Following a similar path is Hawaii, which like Indiana has excluded the remote prescription of opioids via telehealth as well as medical cannabis. While Hawaii’s laws do not explicitly permit the remote prescription of controlled substances, the fact that Hawaii Statutes Revised § 329-1 does not distinguish between the prescribing of controlled and non-controlled substances (within the context of discussing the rules related to remote prescribing) and that Hawaii Statutes Revised § 453-1.3 only requires an in-person examination prior to prescription of opioids and medicinal cannabis, would logically support the assumption that prescribing other, less controversial controlled substances would be permissible. Like Hawaii, Florida is another state that has taken a more nuanced approach to remote prescribing of controlled substances via telehealth / telemedicine. Florida Administrative Code rule 64B8-9.0141, for example, permits the prescription of controlled substances to treat psychiatric disorders.

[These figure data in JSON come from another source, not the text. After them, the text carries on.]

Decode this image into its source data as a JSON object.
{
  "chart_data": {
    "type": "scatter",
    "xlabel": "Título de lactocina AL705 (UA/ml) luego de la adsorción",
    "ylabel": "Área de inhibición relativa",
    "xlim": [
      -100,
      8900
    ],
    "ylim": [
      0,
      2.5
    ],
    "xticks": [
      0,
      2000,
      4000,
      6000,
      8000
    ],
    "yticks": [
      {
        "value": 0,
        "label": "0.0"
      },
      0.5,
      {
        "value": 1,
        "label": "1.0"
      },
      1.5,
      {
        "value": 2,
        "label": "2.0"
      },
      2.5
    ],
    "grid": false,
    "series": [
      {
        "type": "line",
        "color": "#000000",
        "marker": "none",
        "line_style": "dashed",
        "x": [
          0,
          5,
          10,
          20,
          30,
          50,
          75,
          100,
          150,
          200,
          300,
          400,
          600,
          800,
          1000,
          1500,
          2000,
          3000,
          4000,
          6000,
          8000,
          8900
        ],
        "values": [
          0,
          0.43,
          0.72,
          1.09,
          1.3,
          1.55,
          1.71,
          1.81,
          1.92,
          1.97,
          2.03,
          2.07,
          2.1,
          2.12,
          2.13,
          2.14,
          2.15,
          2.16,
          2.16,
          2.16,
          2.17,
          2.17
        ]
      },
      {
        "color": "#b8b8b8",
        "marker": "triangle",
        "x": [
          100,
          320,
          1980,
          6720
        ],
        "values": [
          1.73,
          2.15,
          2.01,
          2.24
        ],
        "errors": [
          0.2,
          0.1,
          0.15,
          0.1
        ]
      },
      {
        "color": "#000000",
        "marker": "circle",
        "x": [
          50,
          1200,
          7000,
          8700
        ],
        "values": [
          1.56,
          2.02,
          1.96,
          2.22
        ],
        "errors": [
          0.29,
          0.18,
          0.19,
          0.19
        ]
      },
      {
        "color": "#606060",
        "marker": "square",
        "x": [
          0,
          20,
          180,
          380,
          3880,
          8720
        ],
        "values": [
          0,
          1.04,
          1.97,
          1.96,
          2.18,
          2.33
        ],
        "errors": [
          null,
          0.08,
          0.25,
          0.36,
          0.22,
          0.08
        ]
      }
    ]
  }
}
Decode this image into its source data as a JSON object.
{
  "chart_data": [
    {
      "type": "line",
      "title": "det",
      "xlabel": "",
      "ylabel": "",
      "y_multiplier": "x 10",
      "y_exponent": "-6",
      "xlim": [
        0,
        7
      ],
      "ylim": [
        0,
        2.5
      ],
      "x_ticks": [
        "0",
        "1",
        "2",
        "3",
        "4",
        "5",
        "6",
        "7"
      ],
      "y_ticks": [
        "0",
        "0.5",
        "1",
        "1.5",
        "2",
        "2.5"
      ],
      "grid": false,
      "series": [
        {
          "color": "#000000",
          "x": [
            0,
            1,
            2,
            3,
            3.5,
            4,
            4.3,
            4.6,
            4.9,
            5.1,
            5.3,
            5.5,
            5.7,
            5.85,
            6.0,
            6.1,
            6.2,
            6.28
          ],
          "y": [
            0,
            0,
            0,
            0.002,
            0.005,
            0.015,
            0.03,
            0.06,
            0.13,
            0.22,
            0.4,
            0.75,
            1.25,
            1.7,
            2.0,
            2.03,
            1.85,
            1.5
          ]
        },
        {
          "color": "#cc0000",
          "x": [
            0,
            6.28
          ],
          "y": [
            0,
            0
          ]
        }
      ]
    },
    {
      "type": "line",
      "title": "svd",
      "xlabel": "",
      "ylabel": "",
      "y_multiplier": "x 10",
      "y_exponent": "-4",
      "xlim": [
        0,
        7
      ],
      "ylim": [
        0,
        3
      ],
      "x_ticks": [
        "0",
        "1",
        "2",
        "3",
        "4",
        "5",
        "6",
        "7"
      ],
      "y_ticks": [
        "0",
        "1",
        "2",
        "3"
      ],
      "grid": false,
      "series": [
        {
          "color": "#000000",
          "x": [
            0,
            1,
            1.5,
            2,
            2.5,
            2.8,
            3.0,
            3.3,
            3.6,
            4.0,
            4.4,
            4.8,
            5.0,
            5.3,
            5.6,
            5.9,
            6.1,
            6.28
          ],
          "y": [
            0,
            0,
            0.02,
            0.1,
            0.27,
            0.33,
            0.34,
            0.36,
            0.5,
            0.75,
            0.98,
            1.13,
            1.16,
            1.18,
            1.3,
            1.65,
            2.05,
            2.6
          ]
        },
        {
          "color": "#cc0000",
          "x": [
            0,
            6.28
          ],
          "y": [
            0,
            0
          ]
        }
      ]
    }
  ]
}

Simultaneously, some states also have continued to build, refine, and expand statewide databases that store information regarding the prescriptions for controlled substances written by practitioners licensed by the state. This information can help physicians and other prescribing health care providers to determine, if and when contemplating the issuance of a remote prescription to a certain patient, whether that patient may be “doctor shopping” and/or whether concomitant medications may pose a risk to a patient if he/she is prescribed a particular drug. These databases, and the laws creating and amending them, may be one reason why states are more willing to expand remote prescribing practices given these new additional safeguards.

By contrast, to date the Drug Enforcement Agency (DEA) has taken no additional steps to clarify or refine the requirements under Ryan Haight since it was enacted. When Ryan Haight was first passed, it included an exception on its applicability for prescribers who obtain a “special registration” from the Attorney General or the Administrator of DEA per 28 CFR 0.100. When Ryan Haight was passed, Congress contemplated that DEA would “promulgate regulations governing the issuance to practitioners of a special registration relating to the practice of telemedicine;” however, neither DEA nor any other agency has provided any additional information regarding this special registration since Ryan Haight was first signed into law in 2008. In 2015, DEA proposed making a rule that would provide clarity to the “special registration” exception; however, in 2016 DEA amended the proposed rule-making to a “Long-Term Action” with no set deadline, further delaying even the idea of providing additional clarity. Perhaps the DEA’s response is a reaction to states that strongly oppose providing prescribing information to other states or even to the federal government for various reasons, including privacy concerns. That is to say, perhaps states are more willing to loosen remote prescribing laws for controlled substances because the databases they control and the data provided thereunder have eased concerns with allowing prescribers to prescribe as they see fit based on the information available regardless of whether the prescriber is physically present in the same room as the patient.

In the end, and regardless of the reasons, Ryan Haight continues to be good law, meaning that it is enforceable against prescribing health care practitioners. Despite an apparent lack of actual enforcement (the last case against a physician to enforce Ryan Haight was in July of 2011), the DEA technically can choose to enforce Ryan Haight at any time. Prescribers should therefore be cautious and understand that remote prescribing of controlled substances, even within the confines of a state law, still could be considered a violation of federal law with penalties including prison, fines, and temporary or permanent loss of the prescriber’s DEA Registration. Health care providers contemplating the prescribing of any controlled substances through telehealth / telemedicine can benefit from doing diligence with the support of legal counsel to fully understand the potential impacts of Ryan Haight, relevant state laws, and the potential risk involved in such a venture before proceeding.